基于流体仿真的大功率水负载结构及散热优化

Structure and heat dissipation optimization of high power water load based on fluid simulation

利用水的高比热容和可循环冷却特性,大功率水负载可有效保证输出功率得到稳定吸收,从而保证器件的可靠性。根据输出功率的大小,利用流体仿真软件Fluent对水负载入水口流速大小、腔体内外部结构以及出入水口直径进行优化设计。仿真优化表明,提高流速会降低吸收腔内的温度,但其温度改变不大,在热边界条件下合适的流速为V=8 m/s;结构优化表明,水负载最优的散热结构为,入水口与上外壳边缘相切,出水口圆心与顶面圆圆心重合;单独增大出水口直径,不利于散热,需要同时增大出入水口直径,才能达到促进散热的效果。

Based on the high specific heat capacity and cyclic cooling characteristics, high power water load can absorb the output power sustainably and stably, ensuring the device reliability.

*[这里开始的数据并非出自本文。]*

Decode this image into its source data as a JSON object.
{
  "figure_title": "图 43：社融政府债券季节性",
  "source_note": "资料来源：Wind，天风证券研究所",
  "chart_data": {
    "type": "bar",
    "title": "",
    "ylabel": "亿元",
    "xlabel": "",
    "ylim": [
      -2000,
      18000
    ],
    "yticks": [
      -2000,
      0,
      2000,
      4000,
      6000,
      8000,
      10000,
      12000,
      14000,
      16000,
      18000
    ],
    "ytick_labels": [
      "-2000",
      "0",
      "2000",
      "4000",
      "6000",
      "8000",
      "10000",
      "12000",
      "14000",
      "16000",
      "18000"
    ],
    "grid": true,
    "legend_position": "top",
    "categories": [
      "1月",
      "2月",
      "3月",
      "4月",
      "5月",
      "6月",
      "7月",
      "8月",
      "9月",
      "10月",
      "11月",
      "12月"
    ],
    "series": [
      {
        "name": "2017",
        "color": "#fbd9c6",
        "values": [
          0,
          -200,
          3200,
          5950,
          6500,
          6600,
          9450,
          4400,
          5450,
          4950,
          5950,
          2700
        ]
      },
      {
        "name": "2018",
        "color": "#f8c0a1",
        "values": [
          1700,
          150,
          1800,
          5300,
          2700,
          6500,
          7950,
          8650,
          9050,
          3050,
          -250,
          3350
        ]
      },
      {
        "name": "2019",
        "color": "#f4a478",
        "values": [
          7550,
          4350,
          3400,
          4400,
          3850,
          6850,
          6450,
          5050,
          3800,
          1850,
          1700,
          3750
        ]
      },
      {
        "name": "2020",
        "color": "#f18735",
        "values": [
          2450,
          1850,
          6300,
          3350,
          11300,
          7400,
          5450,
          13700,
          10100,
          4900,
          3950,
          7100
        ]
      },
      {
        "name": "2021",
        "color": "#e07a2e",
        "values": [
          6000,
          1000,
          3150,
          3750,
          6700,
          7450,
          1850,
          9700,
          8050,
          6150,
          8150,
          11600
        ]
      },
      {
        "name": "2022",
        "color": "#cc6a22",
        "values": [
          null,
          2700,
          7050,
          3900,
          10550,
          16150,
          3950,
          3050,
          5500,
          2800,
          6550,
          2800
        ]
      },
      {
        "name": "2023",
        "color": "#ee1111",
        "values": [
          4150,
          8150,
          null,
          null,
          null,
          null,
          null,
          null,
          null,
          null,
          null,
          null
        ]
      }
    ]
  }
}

The velocity of input pipeline, the internal and external structure of enclosure, the diameter of input and output ports, were optimized by Fluent software based on export power. The results show that the temperature of absorption enclosure decreases when the input velocity increase, and the most suitable velocity for the thermal boundary condition is V=8 m/s. The structure optimization shows that the best heat dissipation structure of water load is that, the water inlet pipe is tangent to the edge of the upper shell, meanwhile, the center of output pipe is coincide with top of the center of the circle on the upper shell. Besides, it’s not favorable to dissipate heat when increasing the diameter of output pipe solely, in order to promote the heat dissipation of absorption enclosure needs to increase the input and output diameter of pipe at the same time.